But I still have the alerts with the name of the old cluster.
Do you know how to resolve this, please?
14 sep 2017 15:29:20,717 ERROR [alert-event-bus-2] AlertReceivedListener:480 - Unable to process alert kafka_broker_process for an invalid cluster named cordisclu 14 sep 2017 15:29:20,717 ERROR [alert-event-bus-2] AlertReceivedListener:480 - Unable to process alert zookeeper_server_process for an invalid cluster named cordisclu 14 sep 2017 15:29:38,717 ERROR [alert-event-bus-1] AlertReceivedListener:480 - Unable to process alert ams_metrics_monitor_process for an invalid cluster named cordisclu 14 sep 2017 15:29:38,717 ERROR [alert-event-bus-1] AlertReceivedListener:480 - Unable to process alert nifi_status for an invalid cluster named cordisclu 14 sep 2017 15:29:38,717 ERROR [alert-event-bus-1] AlertReceivedListener:480 - Unable to process alert ambari_agent_disk_usage for an invalid cluster named cordisclu
Created 11-08-2018 03:42 AM
What worked? I don't see any solution. I have the same problem. When I ran those SELECT statements all of the results were 0 rows. I failed to see what solved the problem. Please explain!
Created 09-17-2017 06:55 AM
Good to know that the cluster is created fine now.

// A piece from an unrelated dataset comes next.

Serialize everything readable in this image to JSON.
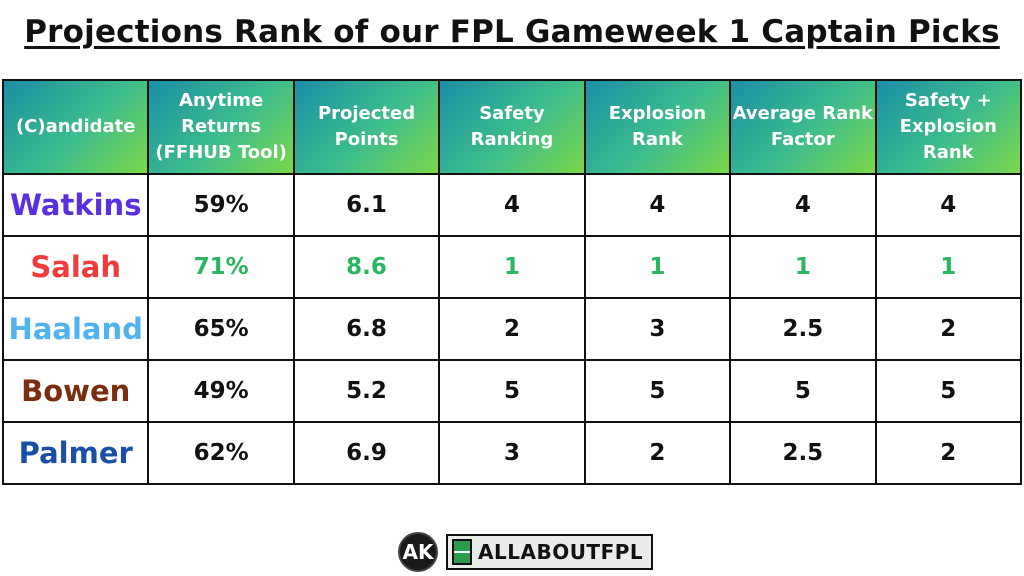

Regarding the other issue of having old cluster names for few alerts:
14 sep 2017 15:29:38,717 ERROR [alert-event-bus-1] AlertReceivedListener:480 - Unable to process alert nifi_status for an invalid cluster named cordisclu 14 sep 2017 15:29:38,717 ERROR [alert-event-bus-1] AlertReceivedListener:480 - Unable to process alert ambari_agent_disk_usage for an invalid cluster named cordisclu
.
I think this might have happened, if the alert tables have some alert's targetting to the old cluster id. Please check and share the output of the following Queries on Ambari DB:
# psql -U ambari ambari Password for user ambari: bigdata psql (9.2.18) Type "help" for help. ambari=> SELECT cluster_id, definition_name FROM alert_definition WHERE cluster_id NOT IN (SELECT cluster_id FROM cluster_version WHERE state = 'CURRENT'); ambari=> SELECT cluster_id, service_name FROM alert_group WHERE cluster_id NOT IN (SELECT cluster_id FROM cluster_version WHERE state = 'CURRENT'); ambari=> SELECT cluster_id, alert_label, alert_definition_id FROM alert_history WHERE cluster_id NOT IN (SELECT cluster_id FROM cluster_version WHERE state = 'CURRENT'); ambari=> SELECT cluster_id FROM cluster_version WHERE state = 'CURRENT';
.